Their strategy is centred on quick, easy and convenient testing via self-swabbing (through the nose) or spitting into a tube. Samples are then sent to a laboratory for polymerase chain reaction (PCR) analysis, which replicates the viral genetic material in the sample billions of times and detects it, with results returned in less than 24 hours.

In Canada, COVID-19 testing is primarily focused on symptomatic patients and their immediate contacts. However, because of inadequate capacity and logistics, that testing predictably keeps failing when cases rise and it is needed urgently. The current approach to testing suffers from several limitations: It relies heavily on health professionals, people are often reluctant to get tested and results are often delayed. Together these factors combine to limit the ability of contact tracing to slow spread and break the epidemic cycle.

Could we adopt the approach from the American universities? Screening testing at the national scale (one million weekly tests or more) using PCR remains challenging because of supply bottlenecks and cost (tens of dollars per test), although pooling of samples might help.

Rapid diagnostic tests offer a promising alternative: They provide results in around 15 minutes, can cost as little as 50 cents per test and millions a day can be manufactured. Their sensitivity is lower, but they are adequate to detect the high viral loads correlated with infection, which last just a few days. Frequent testing could thus identify contagious individuals – including asymptomatic ones who are a large source of transmission, but currently fall through the cracks – and cut the chains of infection.

Canada took important early steps and initiatives to understand and manage the pandemic, and established task forces for vaccines, therapies and immunity, but not for diagnosis. Diagnosis falls under the provinces, which in the absence of a coherent national diagnostic strategy, failed to coordinate and anticipate sufficiently, leading to the severity of the current outbreak.

The blind spot for diagnostics could explain the lack of concerted initiatives to develop new diagnostic technologies, the lack of adequate planning for diagnostic capacity and the initial aversion to consider rapid diagnostic tests. To its credit, following delays and public pressure, Health Canada approved several rapid tests, securing millions of them, but those tests remain dependent on a health professional for swabbing and most require an instrument for readout. And while the tests will have an impact, the numbers are insufficient for regular screening tests.

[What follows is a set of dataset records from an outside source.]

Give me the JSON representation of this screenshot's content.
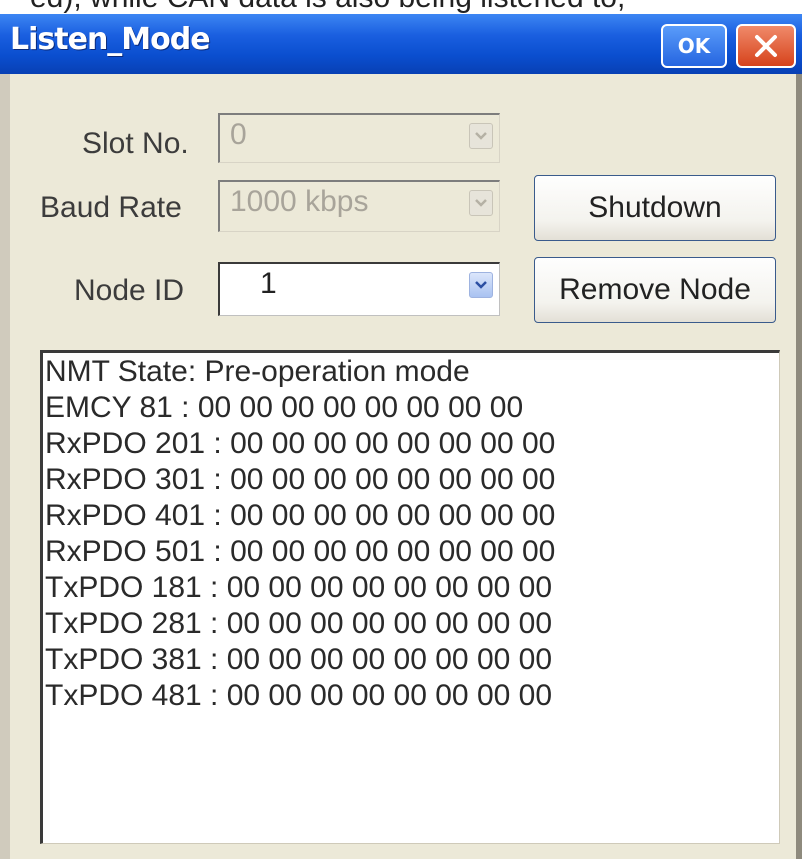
{
  "top_clipped_text": "ed), while CAN data is also being listened to,",
  "window": {
    "title": "Listen_Mode",
    "ok_label": "OK",
    "close_icon": "close-icon"
  },
  "form": {
    "slot_label": "Slot No.",
    "slot_value": "0",
    "baud_label": "Baud Rate",
    "baud_value": "1000 kbps",
    "node_label": "Node ID",
    "node_value": "1"
  },
  "buttons": {
    "shutdown": "Shutdown",
    "remove_node": "Remove Node"
  },
  "log": {
    "lines": [
      "NMT State: Pre-operation mode",
      "EMCY 81 : 00 00 00 00 00 00 00 00",
      "RxPDO 201 : 00 00 00 00 00 00 00 00",
      "RxPDO 301 : 00 00 00 00 00 00 00 00",
      "RxPDO 401 : 00 00 00 00 00 00 00 00",
      "RxPDO 501 : 00 00 00 00 00 00 00 00",
      "TxPDO 181 : 00 00 00 00 00 00 00 00",
      "TxPDO 281 : 00 00 00 00 00 00 00 00",
      "TxPDO 381 : 00 00 00 00 00 00 00 00",
      "TxPDO 481 : 00 00 00 00 00 00 00 00"
    ]
  },
  "colors": {
    "titlebar": "#0a4ecf",
    "dialog_bg": "#ece9d8",
    "close_red": "#d6431c"
  }
}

The government has invested upwards of half a billion dollars in Canadian R&D efforts and more in securing supplies for therapeutics and vaccines, including the ones from Pfizer and Moderna that released very encouraging early results from their clinical trials. However, it is far too early to lower our guard against the virus as many caveats remain with the vaccines. Both are new and experimental, and the duration of the protection, whether each covers the elderly and when they will be broadly available remains unknown.

Rising COVID-19 cases are a daily reminder of the urgent need for testing. We must define nationwide screening testing as an essential public health need. We will need a task force on diagnostics and a national mobilization to spur and nurture the development of rapid diagnostic tests and a secured supply chain. We also need plans for logistics, distribution and data collection, guidelines for testing and so on.

There is a unique opportunity to recover lost ground, as well, by developing tests as an open source initiative predicated on sharing techniques and methodologies, and thus benefiting from global expertise while unleashing the power of solidarity. Rapid tests are a mature technology free from intellectual property claims, and can be built using openly sourced materials and reagents. Canada is a pioneer in open science and global health initiatives, and we could thus harness our expertise and network to address national and global testing needs at the same time.

Rapid screening testing could help us return to quasi-normality, while avoiding the extraordinary financial and human costs of a lockdown. We must start with a task force to work out the plan and mobilize resources nationally and globally.